Of course, airmen and Guardians have to go through an actual process to earn this, specifically applying through the Aim High application in order for these referrals to be counted. 

The two branches are trying this in part due to what looks to be a bad recruitment year. As of March 7, the Air Force was projecting to fall short of its recruitment goals by 10 percent, per Secretary of the Air Force Frank Kendall. The previous fiscal year saw the Air Force reach its goal of active-duty recruitment, but fell 1,500 and 2,000 recruits short for the Reserve and Guard, respectively. In March, Maj. Gen. Ed Thomas, the head of the Air Force Recruiting Service, told Air & Space Forces Magazine that the branch needed to take advantage of every possible way to boost recruitment, as there was no “silver bullet” that could solve the problem. 

The Air Force isn’t alone, other branches have been struggling as well.
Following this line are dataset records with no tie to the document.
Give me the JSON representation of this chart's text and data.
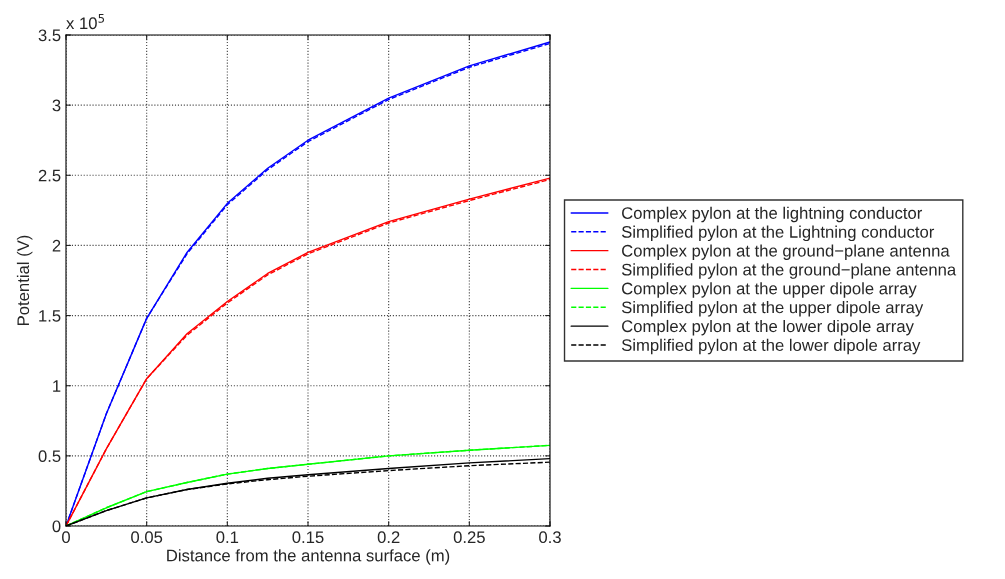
{
  "chart_data": {
    "type": "line",
    "xlabel": "Distance from the antenna surface (m)",
    "ylabel": "Potential (V)",
    "annotations": [
      "x 10$^{5}$"
    ],
    "xlim": [
      0,
      0.3
    ],
    "xticks": [
      0,
      0.05,
      0.1,
      0.15,
      0.2,
      0.25,
      0.3
    ],
    "ylim": [
      0,
      3.5
    ],
    "yticks": [
      0,
      0.5,
      1,
      1.5,
      2,
      2.5,
      3,
      3.5
    ],
    "grid": true,
    "legend": "right",
    "x": [
      0,
      0.025,
      0.05,
      0.075,
      0.1,
      0.125,
      0.15,
      0.2,
      0.25,
      0.3
    ],
    "series": [
      {
        "name": "Complex pylon at the lightning conductor",
        "color": "#0000ff",
        "line_style": "solid",
        "values": [
          0,
          0.8,
          1.48,
          1.95,
          2.3,
          2.55,
          2.75,
          3.05,
          3.28,
          3.45
        ]
      },
      {
        "name": "Simplified pylon at the Lightning conductor",
        "color": "#0000ff",
        "line_style": "dashed",
        "values": [
          0,
          0.8,
          1.48,
          1.94,
          2.29,
          2.54,
          2.74,
          3.04,
          3.27,
          3.44
        ]
      },
      {
        "name": "Complex pylon at the ground−plane antenna",
        "color": "#ff0000",
        "line_style": "solid",
        "values": [
          0,
          0.55,
          1.05,
          1.37,
          1.6,
          1.8,
          1.95,
          2.17,
          2.33,
          2.48
        ]
      },
      {
        "name": "Simplified pylon at the ground−plane antenna",
        "color": "#ff0000",
        "line_style": "dashed",
        "values": [
          0,
          0.55,
          1.05,
          1.36,
          1.59,
          1.79,
          1.94,
          2.16,
          2.32,
          2.47
        ]
      },
      {
        "name": "Complex pylon at the upper dipole array",
        "color": "#00ff00",
        "line_style": "solid",
        "values": [
          0,
          0.13,
          0.245,
          0.31,
          0.37,
          0.41,
          0.44,
          0.5,
          0.54,
          0.575
        ]
      },
      {
        "name": "Simplified pylon at the upper dipole array",
        "color": "#00ff00",
        "line_style": "dashed",
        "values": [
          0,
          0.13,
          0.245,
          0.31,
          0.37,
          0.41,
          0.44,
          0.5,
          0.54,
          0.575
        ]
      },
      {
        "name": "Complex pylon at the lower dipole array",
        "color": "#000000",
        "line_style": "solid",
        "values": [
          0,
          0.11,
          0.2,
          0.26,
          0.305,
          0.34,
          0.365,
          0.41,
          0.45,
          0.48
        ]
      },
      {
        "name": "Simplified pylon at the lower dipole array",
        "color": "#000000",
        "line_style": "dashed",
        "values": [
          0,
          0.11,
          0.2,
          0.26,
          0.3,
          0.33,
          0.355,
          0.395,
          0.43,
          0.455
        ]
      }
    ]
  }
}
In the previous fiscal year the Army fell short of its recruitment goal by 15,000 enlistees.

The Air and Space forces also aren’t the first branches of the armed forces to try this incentive approach to fill the gaps. The U.S. Army offered similar promotion and decoration rewards, rewarding a little more than 100 recruitment ribbons to soldiers. More than 50 soldiers have also been promoted for their efforts to boost recruitment. Last fiscal year the Army offered a wave of different bonuses, offering as much as $50,000 for people who enlisted and quickly went to basic training.